The Health Policy Project ended in 2016. Work continued under Health Policy Plus (HP+) until 2022.
PUBLICATION
Author(s): Ricardo Silva, Veena Menon, Wame Mosime, and Elise Lang
Primary Language: English
Date: 9/24/2015
Abstract:
Until recently, the primary focus of Botswana’s health agenda (as with many of its neighbors) has been on
infectious disease control—particularly HIV, since the country has one of the highest prevalence rates in the world (22% of adults ages 15–49 are HIV positive). Noncommunicable diseases (NCDs) were not a priority on the global health spectrum, but rising affluence and urbanization have contributed to increases in NCDs in the last decade. In Botswana, NCDs are estimated to account for 31 percent of all deaths. The most common NCDs include cardiovascular disease, hypertension, cancer, chronic obstructive pulmonary diseases, and diabetes.

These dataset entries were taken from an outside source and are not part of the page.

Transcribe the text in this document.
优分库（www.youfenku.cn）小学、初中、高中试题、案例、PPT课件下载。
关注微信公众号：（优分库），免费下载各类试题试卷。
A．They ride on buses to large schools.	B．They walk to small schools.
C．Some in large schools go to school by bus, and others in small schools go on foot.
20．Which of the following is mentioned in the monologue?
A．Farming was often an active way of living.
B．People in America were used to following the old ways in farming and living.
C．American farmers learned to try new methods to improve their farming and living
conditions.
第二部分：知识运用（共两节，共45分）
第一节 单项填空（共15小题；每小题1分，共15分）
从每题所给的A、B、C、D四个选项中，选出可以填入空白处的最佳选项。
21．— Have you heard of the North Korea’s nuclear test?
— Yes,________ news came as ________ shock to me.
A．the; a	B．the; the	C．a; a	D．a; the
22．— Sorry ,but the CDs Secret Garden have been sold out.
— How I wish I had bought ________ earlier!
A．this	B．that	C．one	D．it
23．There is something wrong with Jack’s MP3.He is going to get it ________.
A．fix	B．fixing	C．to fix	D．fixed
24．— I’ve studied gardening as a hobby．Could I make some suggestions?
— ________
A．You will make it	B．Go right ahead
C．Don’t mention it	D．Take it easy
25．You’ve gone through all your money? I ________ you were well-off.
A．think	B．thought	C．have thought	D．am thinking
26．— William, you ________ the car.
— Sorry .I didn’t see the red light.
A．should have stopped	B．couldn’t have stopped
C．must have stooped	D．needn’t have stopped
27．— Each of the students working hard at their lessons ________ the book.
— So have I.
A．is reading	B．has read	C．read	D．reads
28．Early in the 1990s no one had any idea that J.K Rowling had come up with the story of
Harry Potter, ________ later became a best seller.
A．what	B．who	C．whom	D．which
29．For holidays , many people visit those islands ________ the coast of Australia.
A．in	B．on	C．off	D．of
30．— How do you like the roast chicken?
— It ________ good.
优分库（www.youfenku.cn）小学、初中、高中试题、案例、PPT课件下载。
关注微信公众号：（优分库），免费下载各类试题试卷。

In recognition of these challenges, and with the overall emphasis shifting from care and treatment to prevention of these diseases, the USAID- and PEPFAR-funded Health Policy Project (HPP) provided technical assistance and programmatic support to the government of Botswana to analyze the resource implications of this shift for CVD, type II diabetes, and kidney disease.